Breathing – Sit on the floor in tailor or lotus position. Place your hands on your knees. Sit up very straight with your chin parallel to the floor. Close your eyes. Using your lower abdominal muscles, very slowly draw in a deep breath through your nose. When you think you can’t hold any more air, draw in some more. Using your lower abdominal muscles, very slowly push the air out of your lungs through your mouth. Repeat for several cycles.
Control – Hang a ribbon from an overhead site, such as the rafter in a garage. Stand in front of the ribbon, with both feet shoulder width apart. Form a fist with your hand and strike just to the ribbon, but do not move the ribbon. Your fist should just touch the ribbon, without moving it.
Speed – Find a fire proof spot, such as a concrete pad. Place a taper candle in a holder down on the pad. Place a board to catch splattered wax behind the candle; then light the candle. Kneel or sit in front of the candle. Using your fist, strike just in front of the flame, on a level path. Practice until you are able to put the flame out.
Accuracy – Fix a soft bag to stationary post or wall. Put a 4″ target (e.g., duct tape) on the bag.

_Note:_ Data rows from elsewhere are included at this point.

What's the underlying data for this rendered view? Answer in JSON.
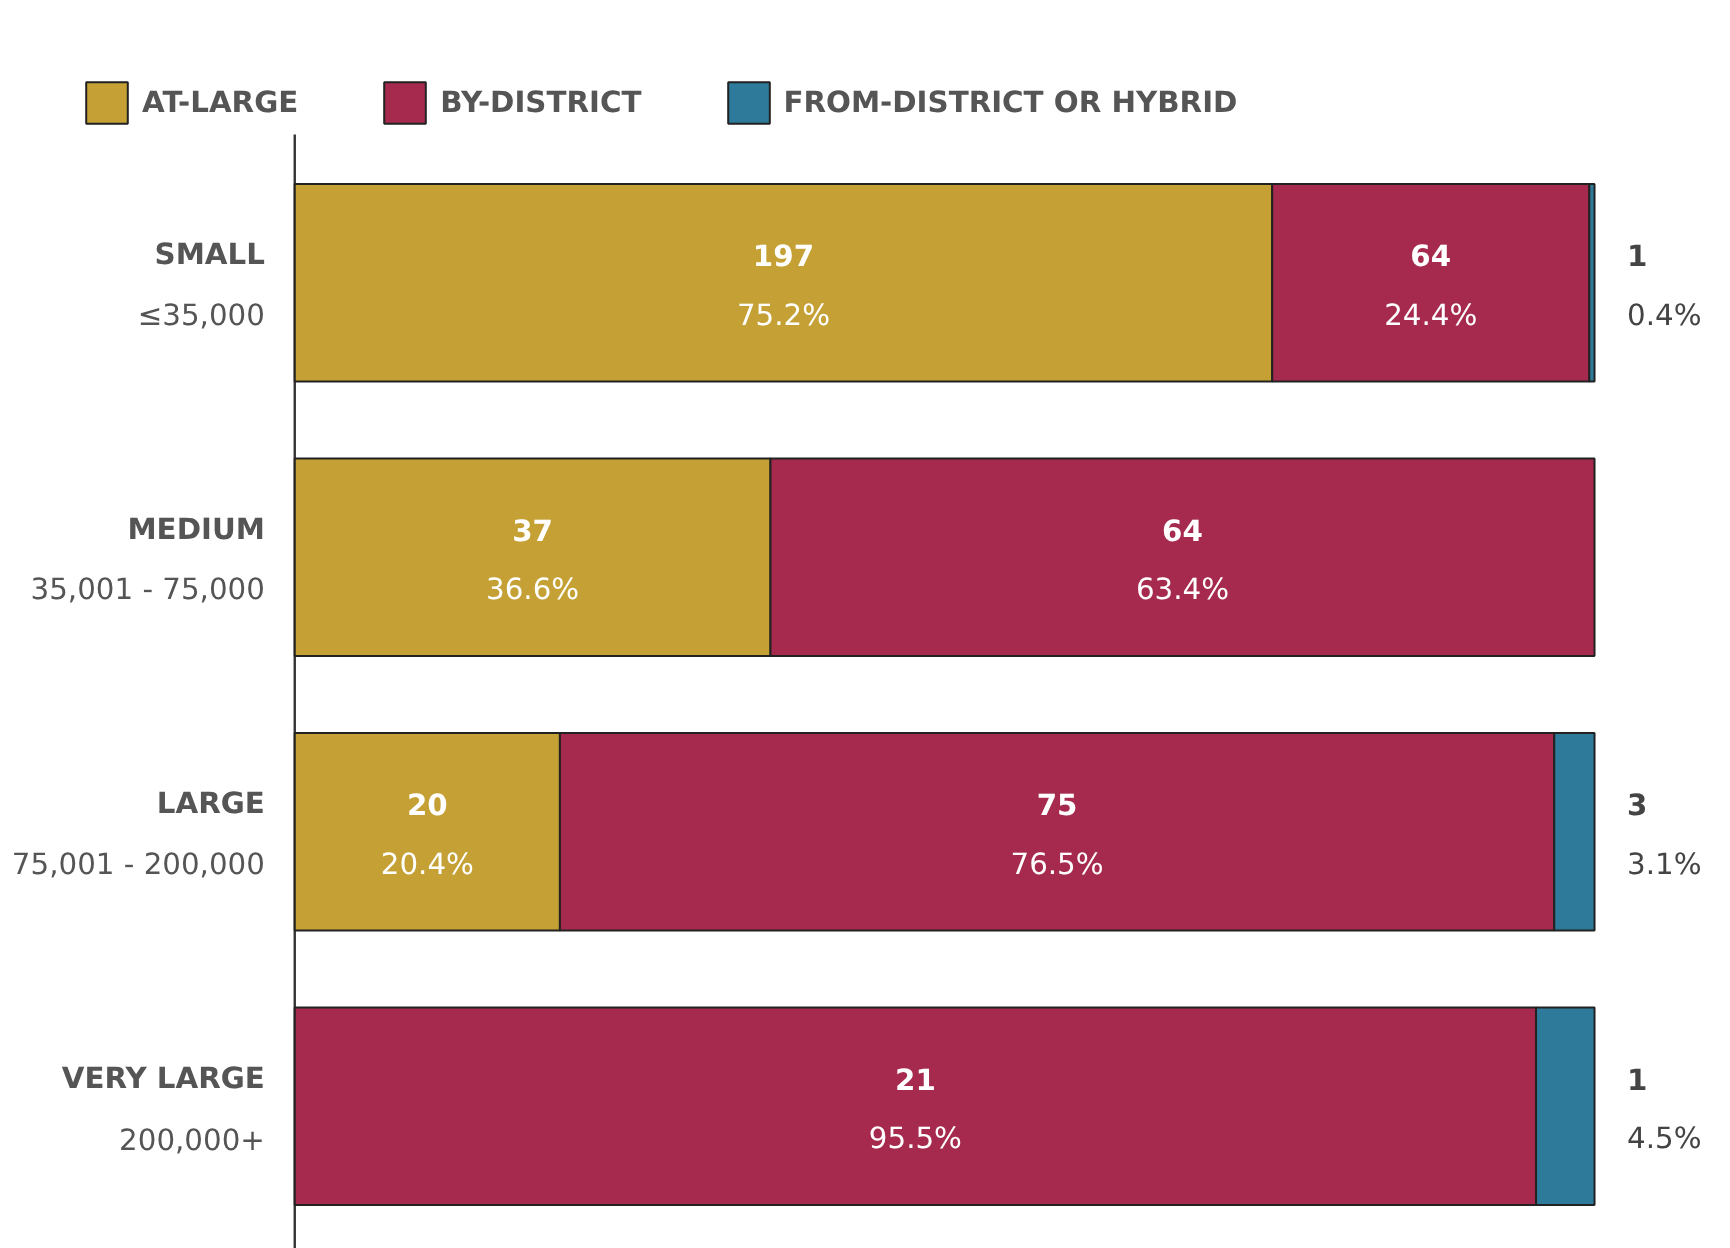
{
  "chart_data": {
    "type": "bar",
    "orientation": "horizontal",
    "stacked": true,
    "grid": false,
    "legend": "top left",
    "categories": [
      "SMALL\n≤35,000",
      "MEDIUM\n35,001 - 75,000",
      "LARGE\n75,001 - 200,000",
      "VERY LARGE\n200,000+"
    ],
    "series": [
      {
        "name": "AT-LARGE",
        "color": "#c4a035",
        "values": [
          75.2,
          36.6,
          20.4,
          null
        ],
        "value_labels": [
          "197\n75.2%",
          "37\n36.6%",
          "20\n20.4%",
          null
        ]
      },
      {
        "name": "BY-DISTRICT",
        "color": "#a52a4e",
        "values": [
          24.4,
          63.4,
          76.5,
          95.5
        ],
        "value_labels": [
          "64\n24.4%",
          "64\n63.4%",
          "75\n76.5%",
          "21\n95.5%"
        ]
      },
      {
        "name": "FROM-DISTRICT OR HYBRID",
        "color": "#2e7a9a",
        "values": [
          0.4,
          null,
          3.1,
          4.5
        ],
        "value_labels": [
          "1\n0.4%",
          null,
          "3\n3.1%",
          "1\n4.5%"
        ]
      }
    ]
  }
}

- Stand sideways to the bag, with your feet shoulder width apart. With your eyes open and looking straight ahead. Use your peripheral vision only. Make a fist and strike the bag on the target. Change sides. When you have mastered this skill, repeat with your eyes closed.
- Stand in front of the bag, face on, with your feet shoulder width apart. With your eyes closed, make a fist and strike the bag. Leave your fist there and open your eyes to see where your fist landed. Change sides.

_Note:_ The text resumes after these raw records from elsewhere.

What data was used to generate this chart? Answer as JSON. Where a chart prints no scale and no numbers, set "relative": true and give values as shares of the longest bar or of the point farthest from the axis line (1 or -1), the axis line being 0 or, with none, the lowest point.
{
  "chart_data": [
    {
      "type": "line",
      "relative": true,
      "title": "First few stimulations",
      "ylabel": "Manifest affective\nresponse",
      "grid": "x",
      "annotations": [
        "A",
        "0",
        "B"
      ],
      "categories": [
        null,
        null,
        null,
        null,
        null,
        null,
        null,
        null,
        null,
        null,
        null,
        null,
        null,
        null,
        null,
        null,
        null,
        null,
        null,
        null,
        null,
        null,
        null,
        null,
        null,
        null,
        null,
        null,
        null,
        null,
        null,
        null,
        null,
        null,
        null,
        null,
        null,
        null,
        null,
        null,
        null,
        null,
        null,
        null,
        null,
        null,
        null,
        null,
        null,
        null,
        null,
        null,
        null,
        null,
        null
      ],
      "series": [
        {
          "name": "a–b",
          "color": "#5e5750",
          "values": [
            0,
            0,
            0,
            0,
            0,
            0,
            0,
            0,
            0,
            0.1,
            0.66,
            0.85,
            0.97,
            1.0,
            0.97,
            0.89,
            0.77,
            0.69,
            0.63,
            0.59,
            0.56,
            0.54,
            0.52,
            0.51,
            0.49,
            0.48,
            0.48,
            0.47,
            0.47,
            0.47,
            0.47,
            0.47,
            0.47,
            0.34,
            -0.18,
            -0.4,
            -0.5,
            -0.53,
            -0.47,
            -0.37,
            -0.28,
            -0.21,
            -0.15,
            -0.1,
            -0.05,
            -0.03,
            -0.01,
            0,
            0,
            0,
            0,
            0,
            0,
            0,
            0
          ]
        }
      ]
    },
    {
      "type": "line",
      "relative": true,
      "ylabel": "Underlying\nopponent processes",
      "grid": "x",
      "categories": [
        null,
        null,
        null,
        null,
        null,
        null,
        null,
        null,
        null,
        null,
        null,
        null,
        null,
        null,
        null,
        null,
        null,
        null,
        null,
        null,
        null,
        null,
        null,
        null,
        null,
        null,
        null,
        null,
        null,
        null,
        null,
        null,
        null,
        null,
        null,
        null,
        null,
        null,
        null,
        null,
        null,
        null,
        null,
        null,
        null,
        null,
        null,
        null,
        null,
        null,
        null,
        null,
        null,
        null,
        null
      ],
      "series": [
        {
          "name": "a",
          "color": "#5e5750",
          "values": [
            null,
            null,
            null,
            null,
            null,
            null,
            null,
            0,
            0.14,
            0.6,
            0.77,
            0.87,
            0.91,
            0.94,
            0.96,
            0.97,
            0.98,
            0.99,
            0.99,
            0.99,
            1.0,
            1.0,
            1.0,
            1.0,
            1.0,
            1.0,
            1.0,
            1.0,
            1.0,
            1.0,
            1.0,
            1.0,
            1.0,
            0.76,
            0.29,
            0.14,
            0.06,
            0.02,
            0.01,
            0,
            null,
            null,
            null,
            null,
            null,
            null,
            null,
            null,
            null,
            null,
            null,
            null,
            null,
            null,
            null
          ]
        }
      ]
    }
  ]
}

- When you have this down, vary the height of the bag.
Types of specific skills
Most martial arts fall into one of two broad categories, throwing or striking, with skills specific to that particular art. For example:
- Aikido: grappling, throwing, joint locks
- Judo: grappling, throwing
- Ju Jitsu: grappling, throwing, joint locks, chokes, strangles
- Karate: striking, kicking
- Kuan Tao: striking, kicking
- Shorin Ryu: striking, kicking, throwing, joint locks, chokes, strangles
The skills you practice at home should be relevant to the art that you are studying. Some one studying Judo, but not a striking art, shouldn’t be practicing how to hit heavy bags. Instead, they should practice those skills that pertain to Judo, such as: side break falls, or back break falls. Practing falls should be done on a mat or soft grass.
Your instructor is a very important source of information on which skills it would most benefit you to practice at home. Lessons that you learn in class, such as katas (complex exercises), stretching, strength training, form, and endurance can be practiced at home, with your instructor’s approval.
Be very careful about practicing at home any skills which require a partner, either as a “spotter” or to act as an “attacker.” These types of skills should only be practiced in class, under the supervision of your instructor. And never use hard, unyielding equipment (i.e., trees, walls, bricks, wood, tiles, etc.) except under the supervision of your instructor. Ignoring this advise could result in injury. Training in the martial arts can be dangerous if safety rules are ignored or disregarded. Please, for your own safety, follow the rules for appropriate practice and consult with your instructor to obtain his or her approval.